California cities going bankrupt



San Bernardino is the Third city to go bankrupt in California after reporting a $46 million shortfall in the city’s budget, following in the wake of Stockton and Mammoth Lakes. But other cities in the state are also in deep fiscal trouble. In July, the mayor of Compton, a small city outside of Los Angeles, asked state auditors to investigate unspecified “waste, fraud and abuse of public monies.” Financial officials predict it could file for bankruptcy within the next month. Auditors are also worried that Victorville could go down the same route.

California cities from the north to the border of Mexico are dealing with rising pension cost along with growing unemployment, declining property and sales  tax revenue.
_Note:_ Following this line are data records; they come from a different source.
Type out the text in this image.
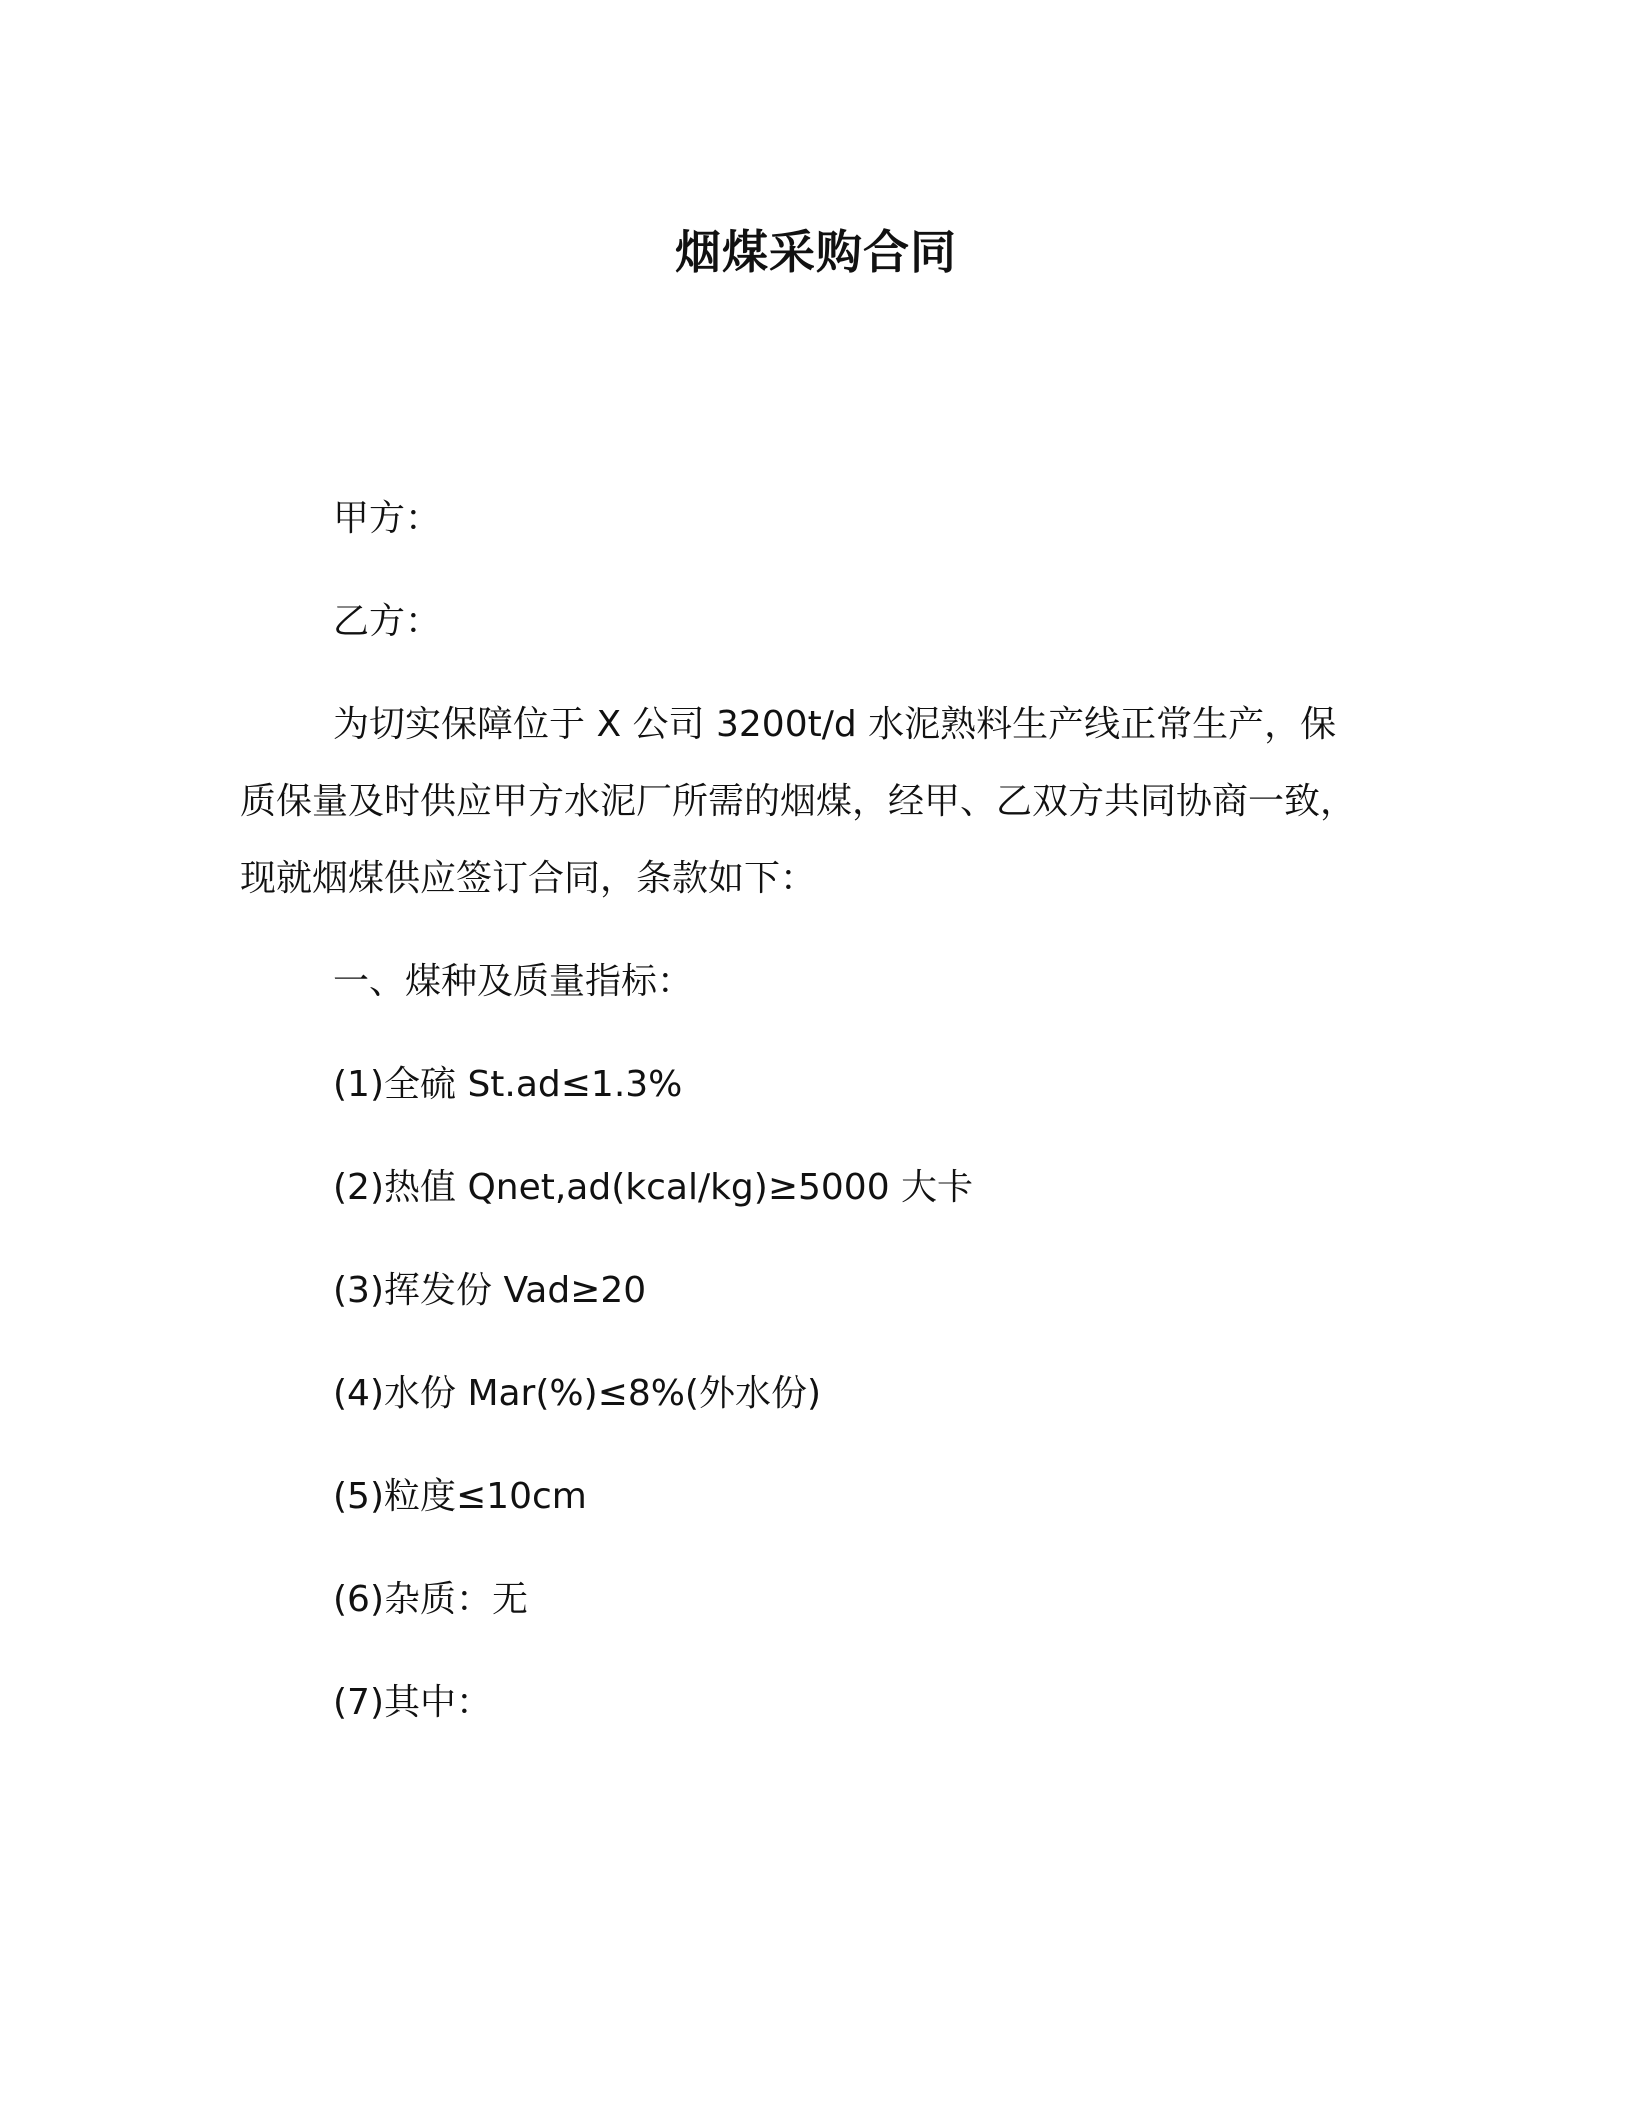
烟煤采购合同
甲方：
乙方：
为切实保障位于 X 公司 3200t/d 水泥熟料生产线正常生产，保
质保量及时供应甲方水泥厂所需的烟煤，经甲、乙双方共同协商一致，
现就烟煤供应签订合同，条款如下：
一、煤种及质量指标：
(1)全硫 St.ad≤1.3%
(2)热值 Qnet,ad(kcal/kg)≥5000 大卡
(3)挥发份 Vad≥20
(4)水份 Mar(%)≤8%(外水份)
(5)粒度≤10cm
(6)杂质：无
(7)其中：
The cost comes from decision made when stock markets were soaring and retirment funds were running surpluses.

San Bernardino, a city where 75 percent of its budget goes to public safety agencies, the bankruptcy will lead to widespread layoffs or cuts in employee compensation, affecting the police and fire departments.While unemployment is on the rise, San Bernardino is struggling to rebuild itself as it joins a trend of California cities declaring bankruptcy

“Just by looking around you can see that the city is going down,” small business owner Marcus Nelson told the Associated Press. “On this block there’s only three business – [mine] and two other pawn shops.”

“We lost in the course of a single year 16 million dollars in sales taxes. 60 percent of our property values were lost. When you understand that a city is largely financed by sales and property taxes – when you lose your economic base in that kind of a free fall – you’re in trouble,” the city’s mayor, Patrick Morris, told AP.